Councilor Erik Brechnitz said he was concerned the plan would have to be subsequently amended if the project's price turns out to be higher than originally thought.
"I frankly think this is not ready for prime time," Brechnitz said.
Councilor Claire Babrowski agreed.
"Why not wait a couple of weeks?" Babrowski said.
The construction of the project, which also includes restrooms, improved parking, play areas and landscaping across nearly 11 acres, is expected to last 11 months, but the start date has not been determined, Timothy Pinter, public works director, said Monday in an email.
Marco resident Edgar "Ed" Issler said there needs to be more public participation in the decision-making process.
"There is no reason for the bandshell to be that large," Issler said.
Kristin Aiuto, who owns property near the park, said the project is bigger that what she would have hoped.
"I can't keep up with it," Aiuto said.
Brechnitz said there has been "significant public input" over the years.
"Parks and rec department begged people to come to these meetings," Brechnitz said.
On March 5, the Marco Island planning board approved the project's plan unanimously with conditions like vacating a section of the right-of-way to build the restrooms, shielding lights from nearby residents and expanding a turn-around on Joy Circle.
In March 2020, City Council authorized a $168,223 contract to Manhattan Construction Company for construction management services.
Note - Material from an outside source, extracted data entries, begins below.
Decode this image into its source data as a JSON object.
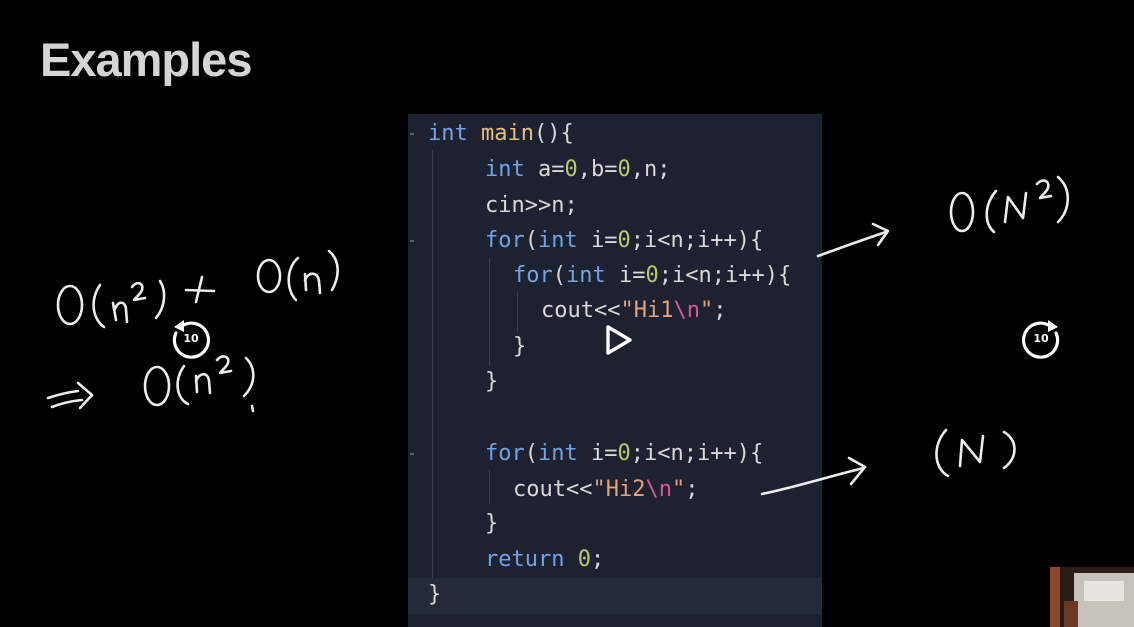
{
  "slide": {
    "title": "Examples"
  },
  "code": {
    "line1": {
      "kw": "int",
      "fn": "main",
      "rest": "(){"
    },
    "line2": {
      "kw": "int",
      "p1": " a=",
      "n1": "0",
      "p2": ",b=",
      "n2": "0",
      "p3": ",n;"
    },
    "line3": {
      "text": "cin>>n;"
    },
    "line4": {
      "kw1": "for",
      "p1": "(",
      "kw2": "int",
      "p2": " i=",
      "n1": "0",
      "p3": ";i<n;i++){"
    },
    "line5": {
      "kw1": "for",
      "p1": "(",
      "kw2": "int",
      "p2": " i=",
      "n1": "0",
      "p3": ";i<n;i++){"
    },
    "line6": {
      "p1": "cout<<",
      "s1": "\"Hi1",
      "e1": "\\n",
      "s2": "\"",
      "p2": ";"
    },
    "line7": {
      "text": "}"
    },
    "line8": {
      "text": "}"
    },
    "line9": {
      "kw1": "for",
      "p1": "(",
      "kw2": "int",
      "p2": " i=",
      "n1": "0",
      "p3": ";i<n;i++){"
    },
    "line10": {
      "p1": "cout<<",
      "s1": "\"Hi2",
      "e1": "\\n",
      "s2": "\"",
      "p2": ";"
    },
    "line11": {
      "text": "}"
    },
    "line12": {
      "kw": "return",
      "n1": "0",
      "p1": ";"
    },
    "line13": {
      "text": "}"
    }
  },
  "player": {
    "rewind_seconds": "10",
    "forward_seconds": "10",
    "play_icon": "play-icon",
    "rewind_icon": "rewind-10-icon",
    "forward_icon": "forward-10-icon"
  }
}
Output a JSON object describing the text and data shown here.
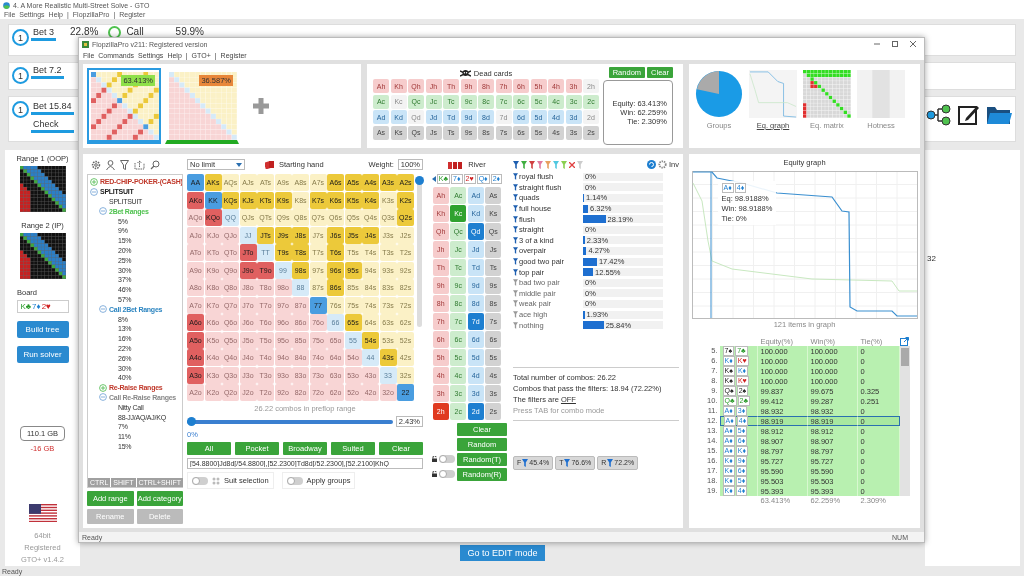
{
  "app": {
    "title": "4. A More Realistic Multi-Street Solve - GTO",
    "menu": [
      "File",
      "Settings",
      "Help",
      "|",
      "FlopzillaPro",
      "|",
      "Register"
    ]
  },
  "nodes": [
    {
      "player": "1",
      "actions": [
        "Bet 3"
      ],
      "freq": "22.8%",
      "next_action": "Call",
      "next_freq": "59.9%"
    },
    {
      "player": "1",
      "actions": [
        "Bet 7.2"
      ]
    },
    {
      "player": "1",
      "actions": [
        "Bet 15.84",
        "Check"
      ]
    }
  ],
  "sidebar": {
    "range1_label": "Range 1 (OOP)",
    "range2_label": "Range 2 (IP)",
    "board_label": "Board",
    "board": [
      {
        "text": "K♣",
        "kind": "clubs"
      },
      {
        "text": "7♦",
        "kind": "diamonds"
      },
      {
        "text": "2♥",
        "kind": "hearts"
      }
    ],
    "buttons": [
      "Build tree",
      "Run solver"
    ],
    "memory": "110.1 GB",
    "memory_delta": "-16 GB",
    "bits": "64bit",
    "registration": "Registered",
    "version": "GTO+ v1.4.2"
  },
  "edit_button": "Go to EDIT mode",
  "right_text": "32",
  "status": "Ready",
  "flopzilla": {
    "title": "FlopzillaPro v211: Registered version",
    "menu": [
      "File",
      "Commands",
      "Settings",
      "Help",
      "|",
      "GTO+",
      "|",
      "Register"
    ],
    "status": "Ready",
    "status_right": "NUM"
  },
  "range_slots": [
    {
      "equity": "63.413%",
      "selected": true,
      "color": "#8fe04a"
    },
    {
      "equity": "36.587%",
      "selected": false,
      "color": "#e8873a"
    }
  ],
  "dead_cards": {
    "title": "Dead cards",
    "buttons": [
      "Random",
      "Clear"
    ],
    "rows": [
      {
        "kind": "hearts",
        "cards": [
          "Ah",
          "Kh",
          "Qh",
          "Jh",
          "Th",
          "9h",
          "8h",
          "7h",
          "6h",
          "5h",
          "4h",
          "3h",
          "2h"
        ],
        "dead": [
          false,
          false,
          false,
          false,
          false,
          false,
          false,
          false,
          false,
          false,
          false,
          false,
          true
        ]
      },
      {
        "kind": "clubs",
        "cards": [
          "Ac",
          "Kc",
          "Qc",
          "Jc",
          "Tc",
          "9c",
          "8c",
          "7c",
          "6c",
          "5c",
          "4c",
          "3c",
          "2c"
        ],
        "dead": [
          false,
          true,
          false,
          false,
          false,
          false,
          false,
          false,
          false,
          false,
          false,
          false,
          false
        ]
      },
      {
        "kind": "diamonds",
        "cards": [
          "Ad",
          "Kd",
          "Qd",
          "Jd",
          "Td",
          "9d",
          "8d",
          "7d",
          "6d",
          "5d",
          "4d",
          "3d",
          "2d"
        ],
        "dead": [
          false,
          false,
          true,
          false,
          false,
          false,
          false,
          true,
          false,
          false,
          false,
          false,
          true
        ]
      },
      {
        "kind": "spades",
        "cards": [
          "As",
          "Ks",
          "Qs",
          "Js",
          "Ts",
          "9s",
          "8s",
          "7s",
          "6s",
          "5s",
          "4s",
          "3s",
          "2s"
        ],
        "dead": [
          false,
          false,
          false,
          false,
          false,
          false,
          false,
          false,
          false,
          false,
          false,
          false,
          false
        ]
      }
    ],
    "equity": "Equity: 63.413%",
    "win": "Win: 62.259%",
    "tie": "Tie: 2.309%"
  },
  "views": [
    {
      "label": "Groups",
      "selected": false,
      "kind": "pie"
    },
    {
      "label": "Eq. graph",
      "selected": true,
      "kind": "graph"
    },
    {
      "label": "Eq. matrix",
      "selected": false,
      "kind": "matrix"
    },
    {
      "label": "Hotness",
      "selected": false,
      "kind": "hotness"
    }
  ],
  "tree": [
    {
      "label": "RED-CHIP-POKER-(CASH)",
      "color": "#c0392b",
      "expanded": false
    },
    {
      "label": "SPLITSUIT",
      "color": "#222222",
      "expanded": true,
      "children": [
        {
          "label": "SPLITSUIT"
        },
        {
          "label": "2Bet Ranges",
          "color": "#4fc24f",
          "expanded": true,
          "children": [
            {
              "label": "5%"
            },
            {
              "label": "9%"
            },
            {
              "label": "15%"
            },
            {
              "label": "20%"
            },
            {
              "label": "25%"
            },
            {
              "label": "30%"
            },
            {
              "label": "37%"
            },
            {
              "label": "46%"
            },
            {
              "label": "57%"
            }
          ]
        },
        {
          "label": "Call 2Bet Ranges",
          "color": "#2e86c1",
          "expanded": true,
          "children": [
            {
              "label": "8%"
            },
            {
              "label": "13%"
            },
            {
              "label": "16%"
            },
            {
              "label": "22%"
            },
            {
              "label": "26%"
            },
            {
              "label": "30%"
            },
            {
              "label": "40%"
            }
          ]
        },
        {
          "label": "Re-Raise Ranges",
          "color": "#c0392b",
          "expanded": false
        },
        {
          "label": "Call Re-Raise Ranges",
          "color": "#888888",
          "expanded": true,
          "children": [
            {
              "label": "Nitty Call"
            },
            {
              "label": "88-JJ/AQ/AJ/KQ"
            },
            {
              "label": "7%"
            },
            {
              "label": "11%"
            },
            {
              "label": "15%"
            }
          ]
        }
      ]
    }
  ],
  "modifiers": [
    "CTRL",
    "SHIFT",
    "CTRL+SHIFT"
  ],
  "tree_buttons": [
    {
      "label": "Add range",
      "disabled": false
    },
    {
      "label": "Add category",
      "disabled": false
    },
    {
      "label": "Rename",
      "disabled": true
    },
    {
      "label": "Delete",
      "disabled": true
    }
  ],
  "hand_matrix": {
    "game": "No limit",
    "title": "Starting hand",
    "weight_label": "Weight:",
    "weight": "100%",
    "weight_slider": {
      "level": 1
    },
    "rows": [
      {
        "hands": [
          "AA",
          "AKs",
          "AQs",
          "AJs",
          "ATs",
          "A9s",
          "A8s",
          "A7s",
          "A6s",
          "A5s",
          "A4s",
          "A3s",
          "A2s"
        ],
        "in_range": [
          true,
          true,
          false,
          false,
          false,
          false,
          false,
          false,
          true,
          true,
          true,
          true,
          true
        ]
      },
      {
        "hands": [
          "AKo",
          "KK",
          "KQs",
          "KJs",
          "KTs",
          "K9s",
          "K8s",
          "K7s",
          "K6s",
          "K5s",
          "K4s",
          "K3s",
          "K2s"
        ],
        "in_range": [
          true,
          true,
          true,
          true,
          true,
          true,
          false,
          true,
          true,
          true,
          true,
          false,
          true
        ]
      },
      {
        "hands": [
          "AQo",
          "KQo",
          "QQ",
          "QJs",
          "QTs",
          "Q9s",
          "Q8s",
          "Q7s",
          "Q6s",
          "Q5s",
          "Q4s",
          "Q3s",
          "Q2s"
        ],
        "in_range": [
          false,
          true,
          false,
          false,
          false,
          false,
          false,
          false,
          false,
          false,
          false,
          false,
          true
        ]
      },
      {
        "hands": [
          "AJo",
          "KJo",
          "QJo",
          "JJ",
          "JTs",
          "J9s",
          "J8s",
          "J7s",
          "J6s",
          "J5s",
          "J4s",
          "J3s",
          "J2s"
        ],
        "in_range": [
          false,
          false,
          false,
          false,
          true,
          true,
          true,
          false,
          true,
          true,
          true,
          false,
          false
        ]
      },
      {
        "hands": [
          "ATo",
          "KTo",
          "QTo",
          "JTo",
          "TT",
          "T9s",
          "T8s",
          "T7s",
          "T6s",
          "T5s",
          "T4s",
          "T3s",
          "T2s"
        ],
        "in_range": [
          false,
          false,
          false,
          true,
          false,
          true,
          true,
          false,
          true,
          false,
          false,
          false,
          false
        ]
      },
      {
        "hands": [
          "A9o",
          "K9o",
          "Q9o",
          "J9o",
          "T9o",
          "99",
          "98s",
          "97s",
          "96s",
          "95s",
          "94s",
          "93s",
          "92s"
        ],
        "in_range": [
          false,
          false,
          false,
          true,
          true,
          false,
          true,
          false,
          true,
          true,
          false,
          false,
          false
        ]
      },
      {
        "hands": [
          "A8o",
          "K8o",
          "Q8o",
          "J8o",
          "T8o",
          "98o",
          "88",
          "87s",
          "86s",
          "85s",
          "84s",
          "83s",
          "82s"
        ],
        "in_range": [
          false,
          false,
          false,
          false,
          false,
          false,
          false,
          false,
          true,
          false,
          false,
          false,
          false
        ]
      },
      {
        "hands": [
          "A7o",
          "K7o",
          "Q7o",
          "J7o",
          "T7o",
          "97o",
          "87o",
          "77",
          "76s",
          "75s",
          "74s",
          "73s",
          "72s"
        ],
        "in_range": [
          false,
          false,
          false,
          false,
          false,
          false,
          false,
          true,
          false,
          false,
          false,
          false,
          false
        ]
      },
      {
        "hands": [
          "A6o",
          "K6o",
          "Q6o",
          "J6o",
          "T6o",
          "96o",
          "86o",
          "76o",
          "66",
          "65s",
          "64s",
          "63s",
          "62s"
        ],
        "in_range": [
          true,
          false,
          false,
          false,
          false,
          false,
          false,
          false,
          false,
          true,
          false,
          false,
          false
        ]
      },
      {
        "hands": [
          "A5o",
          "K5o",
          "Q5o",
          "J5o",
          "T5o",
          "95o",
          "85o",
          "75o",
          "65o",
          "55",
          "54s",
          "53s",
          "52s"
        ],
        "in_range": [
          true,
          false,
          false,
          false,
          false,
          false,
          false,
          false,
          false,
          false,
          true,
          false,
          false
        ]
      },
      {
        "hands": [
          "A4o",
          "K4o",
          "Q4o",
          "J4o",
          "T4o",
          "94o",
          "84o",
          "74o",
          "64o",
          "54o",
          "44",
          "43s",
          "42s"
        ],
        "in_range": [
          true,
          false,
          false,
          false,
          false,
          false,
          false,
          false,
          false,
          false,
          false,
          true,
          false
        ]
      },
      {
        "hands": [
          "A3o",
          "K3o",
          "Q3o",
          "J3o",
          "T3o",
          "93o",
          "83o",
          "73o",
          "63o",
          "53o",
          "43o",
          "33",
          "32s"
        ],
        "in_range": [
          true,
          false,
          false,
          false,
          false,
          false,
          false,
          false,
          false,
          false,
          false,
          false,
          false
        ]
      },
      {
        "hands": [
          "A2o",
          "K2o",
          "Q2o",
          "J2o",
          "T2o",
          "92o",
          "82o",
          "72o",
          "62o",
          "52o",
          "42o",
          "32o",
          "22"
        ],
        "in_range": [
          false,
          false,
          false,
          false,
          false,
          false,
          false,
          false,
          false,
          false,
          false,
          false,
          true
        ]
      }
    ],
    "combos": "26.22 combos in preflop range",
    "range_slider": {
      "level": 0
    },
    "slider_min": "0%",
    "slider_max": "2.43%",
    "presets": [
      "All",
      "Pocket",
      "Broadway",
      "Suited",
      "Clear"
    ],
    "range_text": "[54.8800]Jd8d[/54.8800],[52.2300]Td8d[/52.2300],[52.2100]KhQ",
    "toggles": [
      {
        "label": "Suit selection",
        "on": false
      },
      {
        "label": "Apply groups",
        "on": false
      }
    ]
  },
  "river": {
    "title": "River",
    "board": [
      {
        "text": "K♣",
        "kind": "clubs"
      },
      {
        "text": "7♦",
        "kind": "diamonds"
      },
      {
        "text": "2♥",
        "kind": "hearts"
      },
      {
        "text": "Q♦",
        "kind": "diamonds"
      },
      {
        "text": "2♦",
        "kind": "diamonds"
      }
    ],
    "columns": [
      {
        "kind": "hearts",
        "cards": [
          "Ah",
          "Kh",
          "Qh",
          "Jh",
          "Th",
          "9h",
          "8h",
          "7h",
          "6h",
          "5h",
          "4h",
          "3h",
          "2h"
        ],
        "selected": [
          false,
          false,
          false,
          false,
          false,
          false,
          false,
          false,
          false,
          false,
          false,
          false,
          true
        ]
      },
      {
        "kind": "clubs",
        "cards": [
          "Ac",
          "Kc",
          "Qc",
          "Jc",
          "Tc",
          "9c",
          "8c",
          "7c",
          "6c",
          "5c",
          "4c",
          "3c",
          "2c"
        ],
        "selected": [
          false,
          true,
          false,
          false,
          false,
          false,
          false,
          false,
          false,
          false,
          false,
          false,
          false
        ]
      },
      {
        "kind": "diamonds",
        "cards": [
          "Ad",
          "Kd",
          "Qd",
          "Jd",
          "Td",
          "9d",
          "8d",
          "7d",
          "6d",
          "5d",
          "4d",
          "3d",
          "2d"
        ],
        "selected": [
          false,
          false,
          true,
          false,
          false,
          false,
          false,
          true,
          false,
          false,
          false,
          false,
          true
        ]
      },
      {
        "kind": "spades",
        "cards": [
          "As",
          "Ks",
          "Qs",
          "Js",
          "Ts",
          "9s",
          "8s",
          "7s",
          "6s",
          "5s",
          "4s",
          "3s",
          "2s"
        ],
        "selected": [
          false,
          false,
          false,
          false,
          false,
          false,
          false,
          false,
          false,
          false,
          false,
          false,
          false
        ]
      }
    ],
    "buttons": [
      {
        "label": "Clear"
      },
      {
        "label": "Random"
      },
      {
        "label": "Random(T)",
        "locked": false
      },
      {
        "label": "Random(R)",
        "locked": false
      }
    ]
  },
  "filters": {
    "inv": "Inv",
    "items": [
      {
        "label": "royal flush",
        "value": "0%",
        "level": 0,
        "active": true
      },
      {
        "label": "straight flush",
        "value": "0%",
        "level": 0,
        "active": true
      },
      {
        "label": "quads",
        "value": "1.14%",
        "level": 0.0114,
        "active": true
      },
      {
        "label": "full house",
        "value": "6.32%",
        "level": 0.0632,
        "active": true
      },
      {
        "label": "flush",
        "value": "28.19%",
        "level": 0.2819,
        "active": true
      },
      {
        "label": "straight",
        "value": "0%",
        "level": 0,
        "active": true
      },
      {
        "label": "3 of a kind",
        "value": "2.33%",
        "level": 0.0233,
        "active": true
      },
      {
        "label": "overpair",
        "value": "4.27%",
        "level": 0.0427,
        "active": true
      },
      {
        "label": "good two pair",
        "value": "17.42%",
        "level": 0.1742,
        "active": true
      },
      {
        "label": "top pair",
        "value": "12.55%",
        "level": 0.1255,
        "active": true
      },
      {
        "label": "bad two pair",
        "value": "0%",
        "level": 0,
        "active": false
      },
      {
        "label": "middle pair",
        "value": "0%",
        "level": 0,
        "active": false
      },
      {
        "label": "weak pair",
        "value": "0%",
        "level": 0,
        "active": false
      },
      {
        "label": "ace high",
        "value": "1.93%",
        "level": 0.0193,
        "active": false
      },
      {
        "label": "nothing",
        "value": "25.84%",
        "level": 0.2584,
        "active": false
      }
    ],
    "total": "Total number of combos: 26.22",
    "passing": "Combos that pass the filters: 18.94 (72.22%)",
    "state_prefix": "The filters are",
    "state": "OFF",
    "hint": "Press TAB for combo mode",
    "badges": [
      {
        "letter": "F",
        "value": "45.4%"
      },
      {
        "letter": "T",
        "value": "76.6%"
      },
      {
        "letter": "R",
        "value": "72.2%"
      }
    ]
  },
  "equity_graph": {
    "title": "Equity graph",
    "tooltip": {
      "cards": [
        {
          "text": "A♦",
          "kind": "diamonds"
        },
        {
          "text": "4♦",
          "kind": "diamonds"
        }
      ],
      "lines": [
        "Eq: 98.9188%",
        "Win: 98.9188%",
        "Tie: 0%"
      ]
    },
    "caption": "121 items in graph"
  },
  "table": {
    "columns": [
      "Equity(%)",
      "Win(%)",
      "Tie(%)"
    ],
    "rows": [
      {
        "index": "5.",
        "cards": [
          {
            "text": "7♠",
            "kind": "spades"
          },
          {
            "text": "7♣",
            "kind": "clubs"
          }
        ],
        "equity": "100.000",
        "win": "100.000",
        "tie": "0",
        "selected": false
      },
      {
        "index": "6.",
        "cards": [
          {
            "text": "K♦",
            "kind": "diamonds"
          },
          {
            "text": "K♥",
            "kind": "hearts"
          }
        ],
        "equity": "100.000",
        "win": "100.000",
        "tie": "0",
        "selected": false
      },
      {
        "index": "7.",
        "cards": [
          {
            "text": "K♠",
            "kind": "spades"
          },
          {
            "text": "K♦",
            "kind": "diamonds"
          }
        ],
        "equity": "100.000",
        "win": "100.000",
        "tie": "0",
        "selected": false
      },
      {
        "index": "8.",
        "cards": [
          {
            "text": "K♠",
            "kind": "spades"
          },
          {
            "text": "K♥",
            "kind": "hearts"
          }
        ],
        "equity": "100.000",
        "win": "100.000",
        "tie": "0",
        "selected": false
      },
      {
        "index": "9.",
        "cards": [
          {
            "text": "Q♠",
            "kind": "spades"
          },
          {
            "text": "2♠",
            "kind": "spades"
          }
        ],
        "equity": "99.837",
        "win": "99.675",
        "tie": "0.325",
        "selected": false
      },
      {
        "index": "10.",
        "cards": [
          {
            "text": "Q♣",
            "kind": "clubs"
          },
          {
            "text": "2♣",
            "kind": "clubs"
          }
        ],
        "equity": "99.412",
        "win": "99.287",
        "tie": "0.251",
        "selected": false
      },
      {
        "index": "11.",
        "cards": [
          {
            "text": "A♦",
            "kind": "diamonds"
          },
          {
            "text": "3♦",
            "kind": "diamonds"
          }
        ],
        "equity": "98.932",
        "win": "98.932",
        "tie": "0",
        "selected": false
      },
      {
        "index": "12.",
        "cards": [
          {
            "text": "A♦",
            "kind": "diamonds"
          },
          {
            "text": "4♦",
            "kind": "diamonds"
          }
        ],
        "equity": "98.919",
        "win": "98.919",
        "tie": "0",
        "selected": true
      },
      {
        "index": "13.",
        "cards": [
          {
            "text": "A♦",
            "kind": "diamonds"
          },
          {
            "text": "5♦",
            "kind": "diamonds"
          }
        ],
        "equity": "98.912",
        "win": "98.912",
        "tie": "0",
        "selected": false
      },
      {
        "index": "14.",
        "cards": [
          {
            "text": "A♦",
            "kind": "diamonds"
          },
          {
            "text": "6♦",
            "kind": "diamonds"
          }
        ],
        "equity": "98.907",
        "win": "98.907",
        "tie": "0",
        "selected": false
      },
      {
        "index": "15.",
        "cards": [
          {
            "text": "A♦",
            "kind": "diamonds"
          },
          {
            "text": "K♦",
            "kind": "diamonds"
          }
        ],
        "equity": "98.797",
        "win": "98.797",
        "tie": "0",
        "selected": false
      },
      {
        "index": "16.",
        "cards": [
          {
            "text": "K♦",
            "kind": "diamonds"
          },
          {
            "text": "9♦",
            "kind": "diamonds"
          }
        ],
        "equity": "95.727",
        "win": "95.727",
        "tie": "0",
        "selected": false
      },
      {
        "index": "17.",
        "cards": [
          {
            "text": "K♦",
            "kind": "diamonds"
          },
          {
            "text": "6♦",
            "kind": "diamonds"
          }
        ],
        "equity": "95.590",
        "win": "95.590",
        "tie": "0",
        "selected": false
      },
      {
        "index": "18.",
        "cards": [
          {
            "text": "K♦",
            "kind": "diamonds"
          },
          {
            "text": "5♦",
            "kind": "diamonds"
          }
        ],
        "equity": "95.503",
        "win": "95.503",
        "tie": "0",
        "selected": false
      },
      {
        "index": "19.",
        "cards": [
          {
            "text": "K♦",
            "kind": "diamonds"
          },
          {
            "text": "4♦",
            "kind": "diamonds"
          }
        ],
        "equity": "95.393",
        "win": "95.393",
        "tie": "0",
        "selected": false
      }
    ],
    "totals": [
      "63.413%",
      "62.259%",
      "2.309%"
    ]
  }
}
In January 2020, the city incorporated the Marco Island Community Parks Foundation to raise funds for the city's parks, including their maintenance and capital improvements.
In March 2019, City Council approved the project's master plan.
City Council authorized a $100,000 contract with Kimley-Horn in March 2018 to update the project's original master plan approved in 2009. Kimley-Horn's original plan was not implemented amid the financial crisis affecting the U.S. and the project's hefty price tag of nearly $25 million.
In 2003, City Council authorized the issuance of a $10 million bond to purchase the land to be used for the park after residents voted in favor of it.